Oggi ripropongo un racconto che ho già postato lo scorso 10 febbraio, secondo me ha avuto poche letture, ne merita di più. Ci riprovo!
Erano seduti uno di fronte all’altra,
la camera dell’ospedale era vuota. Solo loro due. Come avrebbe detto lui, in
quella stanza c’era quasi tutto il mondo. Anche l’ospedale era molto
silenzioso, nonostante fosse orario di visita.
Si parlavano pazientemente e
con calma, accarezzandosi a vicenda le mani. Erano dolci anche nell’essere
tristi. Capita solo a che si ama. Lei più riflessiva e sicura, tranquillizzava
lui sulla vita, “andrà tutto bene, la vita è meravigliosa”. Lui rideva e
dimenava la sua anima. Abituato alla bulimia di emozioni, all’esplosione delle
sue reazioni, stava imparando ad amare la vita. Iniziava a non avere più
nemici. Ormai nella sua vita c’erano solo persone importanti, tutti gli altri
non c’erano più.
Lei rideva sempre e trovava
forze inaspettate da tutto, sembrava nata per sconfiggere le difficoltà della
vita. Lui aveva la vita negli occhi. Rimasero insieme per un paio di ore. Non
lo dissero ma sarebbero rimasti lì, abbracciati, per tutta la vita.

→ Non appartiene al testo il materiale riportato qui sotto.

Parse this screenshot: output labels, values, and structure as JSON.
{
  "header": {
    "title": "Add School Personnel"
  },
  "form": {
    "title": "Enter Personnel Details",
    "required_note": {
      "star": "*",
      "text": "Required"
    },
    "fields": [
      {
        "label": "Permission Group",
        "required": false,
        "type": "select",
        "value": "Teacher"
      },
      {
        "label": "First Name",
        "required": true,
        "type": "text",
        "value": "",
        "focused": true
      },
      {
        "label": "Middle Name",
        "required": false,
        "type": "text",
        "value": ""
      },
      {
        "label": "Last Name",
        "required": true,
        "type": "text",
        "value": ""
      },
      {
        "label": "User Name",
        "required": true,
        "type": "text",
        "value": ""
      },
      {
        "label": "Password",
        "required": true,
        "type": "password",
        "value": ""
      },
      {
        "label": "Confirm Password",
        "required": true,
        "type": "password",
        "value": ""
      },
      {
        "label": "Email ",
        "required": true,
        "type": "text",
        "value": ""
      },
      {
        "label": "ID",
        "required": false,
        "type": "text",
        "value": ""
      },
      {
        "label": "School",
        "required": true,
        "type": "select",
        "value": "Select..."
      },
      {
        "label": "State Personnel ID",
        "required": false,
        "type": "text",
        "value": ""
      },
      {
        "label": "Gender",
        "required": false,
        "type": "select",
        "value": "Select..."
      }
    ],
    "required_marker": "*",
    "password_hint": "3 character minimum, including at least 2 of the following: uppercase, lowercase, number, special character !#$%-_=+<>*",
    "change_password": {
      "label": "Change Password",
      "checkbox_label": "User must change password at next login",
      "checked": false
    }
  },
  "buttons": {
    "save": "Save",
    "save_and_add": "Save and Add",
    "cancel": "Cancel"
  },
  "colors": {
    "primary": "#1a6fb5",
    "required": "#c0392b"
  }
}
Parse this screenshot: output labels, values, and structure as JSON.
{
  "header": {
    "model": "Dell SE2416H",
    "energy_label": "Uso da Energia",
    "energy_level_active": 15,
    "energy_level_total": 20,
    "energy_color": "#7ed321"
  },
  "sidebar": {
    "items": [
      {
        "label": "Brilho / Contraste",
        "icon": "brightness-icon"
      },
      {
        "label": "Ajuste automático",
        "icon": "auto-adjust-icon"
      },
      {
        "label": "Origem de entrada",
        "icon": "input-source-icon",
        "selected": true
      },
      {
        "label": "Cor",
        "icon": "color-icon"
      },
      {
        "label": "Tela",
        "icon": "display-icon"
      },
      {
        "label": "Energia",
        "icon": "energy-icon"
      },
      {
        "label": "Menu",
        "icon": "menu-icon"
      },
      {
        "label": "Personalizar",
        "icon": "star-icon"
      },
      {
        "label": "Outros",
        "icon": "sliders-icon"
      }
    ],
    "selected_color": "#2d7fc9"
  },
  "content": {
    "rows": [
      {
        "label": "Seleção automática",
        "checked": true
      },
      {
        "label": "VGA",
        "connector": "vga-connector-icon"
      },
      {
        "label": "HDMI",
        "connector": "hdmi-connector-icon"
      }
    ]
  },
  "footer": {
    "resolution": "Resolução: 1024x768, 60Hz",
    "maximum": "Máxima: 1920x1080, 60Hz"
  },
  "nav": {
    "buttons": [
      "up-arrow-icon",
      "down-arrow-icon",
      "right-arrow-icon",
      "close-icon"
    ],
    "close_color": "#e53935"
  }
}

Ogni tanto guardavano fuori,
stava scendendo la sera. Lui interruppe il silenzio. “Resteremo insieme per
tutta la vita, come i nostri sogni quando volano ad abbracciare il cielo”. Lei chinò la testa, i capelli le
coprirono la faccia e una lacrima le solcò la guancia e velocemente andò a
baciarle il sorriso. Una radiolina riempì il silenzio che assieme avevano
creato, Elvis cantava because i love you
too much baby. Tutto era rimasto fuori, tutti i problemi, le difficoltà.
Soprattutto il passato. La felicità è accettare la vita, ora lo sapeva anche
lui.
Stavano aspettando nella fila
delle conseguenze, pazientemente e come due anime che nel perdersi si erano
ritrovate. C’erano solo loro due. C’era il mondo.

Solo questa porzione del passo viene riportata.